Banni moved closer to her sister. Neither moved a muscle. Banni stood perfectly still, her gaze still fixed on the distant grove of trees.
The bounty hunter paused. A girl had stepped in front of his target. He lifted his sight to her face. She seemed to be staring straight at him, even though he was more than a kilometre away. There was something uncanny in her stare. It was as if she could see him as clearly as he could see her. Everyone around her was motionless, as if carved in stone.
The bounty hunter considered the possibility of first shooting the younger girl, then the older girl. He rested his finger on the trigger with the girl in his sight. He had collected many bounties over the past ten years and would normally have pulled the trigger without further thought. But this time he couldn’t. He was a superstitious man who kept good-luck charms in his pockets – the claw of a mother leopard, a Portuguese gold coin from Sri Lanka’s distant past, the tooth of a sadhu who had lived to be one hundred and nine years old. The girl’s strange stare unnerved him. He heard a whistling sound in his ear, such as an owl makes when it flies overhead in search of its prey.
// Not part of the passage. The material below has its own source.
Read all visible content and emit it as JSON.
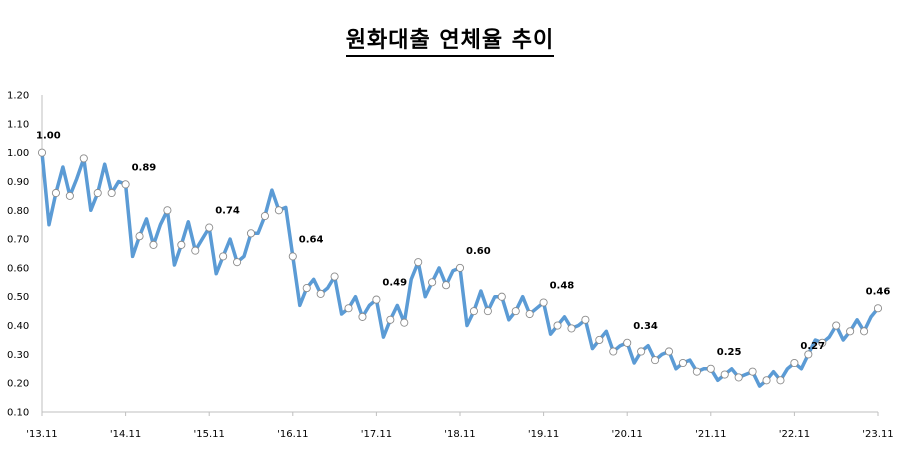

He said beneath his breath, ‘Move yourself, fool. I don’t want your blood.’
But the girl remained exactly where she was, staring directly at him.
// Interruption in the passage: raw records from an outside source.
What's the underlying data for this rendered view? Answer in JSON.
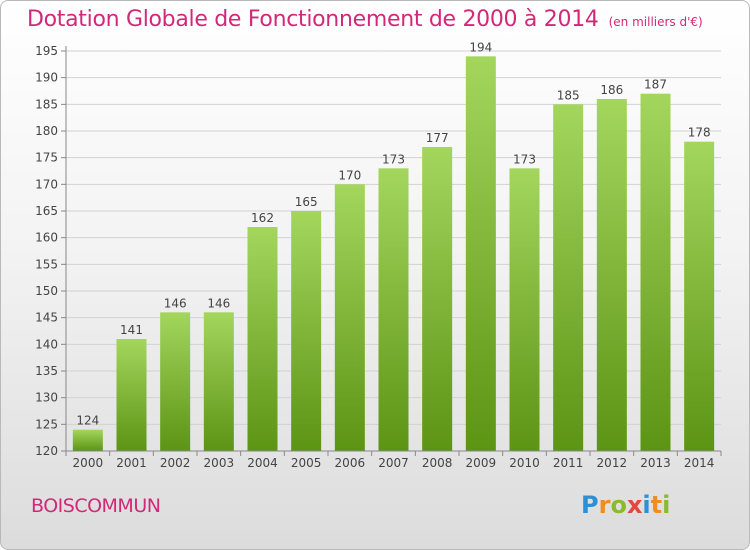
{
  "title": "Dotation Globale de Fonctionnement de 2000 à 2014",
  "subtitle": "(en milliers d'€)",
  "commune": "BOISCOMMUN",
  "logo": {
    "letters": [
      "P",
      "r",
      "o",
      "x",
      "i",
      "t",
      "i"
    ]
  },
  "colors": {
    "accent": "#d3287a",
    "bar_top": "#a4d65e",
    "bar_bottom": "#5c9414"
  },
  "chart_data": {
    "type": "bar",
    "categories": [
      "2000",
      "2001",
      "2002",
      "2003",
      "2004",
      "2005",
      "2006",
      "2007",
      "2008",
      "2009",
      "2010",
      "2011",
      "2012",
      "2013",
      "2014"
    ],
    "values": [
      124,
      141,
      146,
      146,
      162,
      165,
      170,
      173,
      177,
      194,
      173,
      185,
      186,
      187,
      178
    ],
    "ylim": [
      120,
      195
    ],
    "yticks": [
      120,
      125,
      130,
      135,
      140,
      145,
      150,
      155,
      160,
      165,
      170,
      175,
      180,
      185,
      190,
      195
    ],
    "grid": true,
    "data_labels": true
  }
}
The bounty hunter, a highly skilled marksman, moved the red dot of his sight to the girl’s shoulder. He would shoot to wound her, without killing her, then his second shot would kill the older girl. But as he rested his finger on the trigger, a chill came over him, even in the heat of the high sun. He uttered a string of curses. ‘In the name of all the gods, who is this witch?’ The girl was still looking at him. For fifty dollars, would he risk a lifetime of bad luck? Would he? He gave the dilemma another sixty seconds’ thought, then muttered an oath and unclipped his rifle from the tripod. He packed the weapon away into a cylinder on the back of his trail bike, straddled the saddle, kicked the engine to life and roared away east through the trees. As he rode, he felt in his pocket for his sadhu’s tooth, put it to his lips and kissed it. ‘I did not kill her,’ he said. ‘Did you not see? I let her live.’
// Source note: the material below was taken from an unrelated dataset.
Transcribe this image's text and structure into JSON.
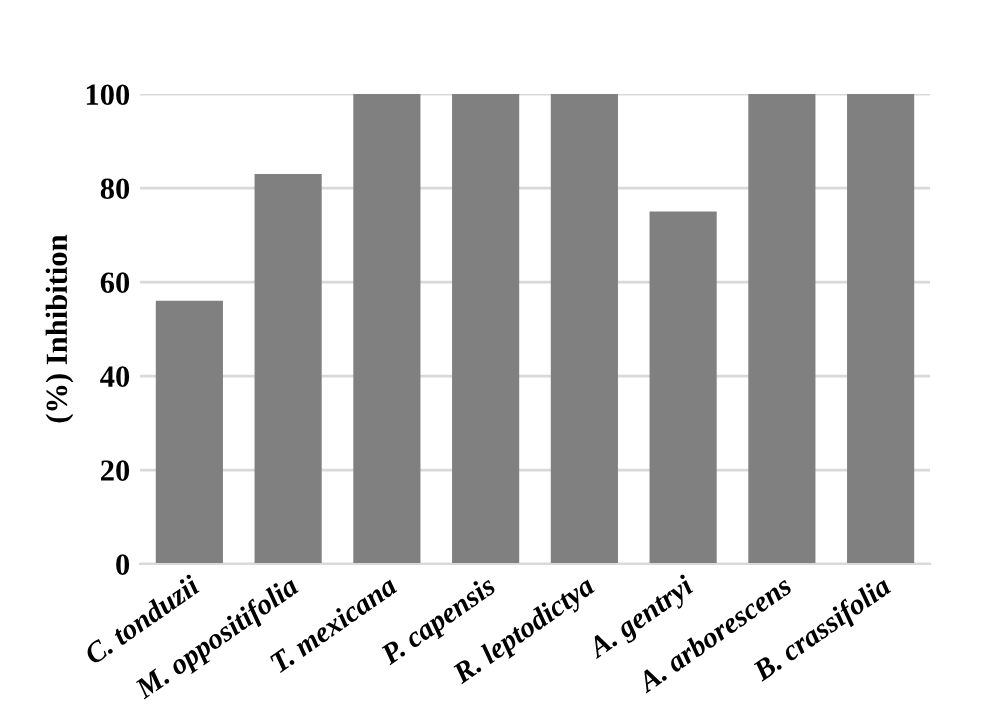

Banni pointed south towards the sound of the trail bike. A long cloud of dust rose into the air in its wake. Malini, Nanda and the boys watched in silence. Finally, Nanda whispered to Banni, ‘Who was it?’
‘A bad man,’ said Banni. Then to Nanda, ‘A biscuit, please.’
Malini studied her sister in wonder. How did she know someone was over there in the trees, so far off? The sadhu had said she was a moon girl, but Malini only half-believed tales of that sort. And yet… No, no. Her sister was just a girl like any other. A little less of a pain than she’d once been, maybe, but still just a girl.
‘We’ll go now!’ Malini called. ‘We’re looking for a road, a proper black road, not a track. When we find the road, we will ask someone the way to the village. One more day, maybe.’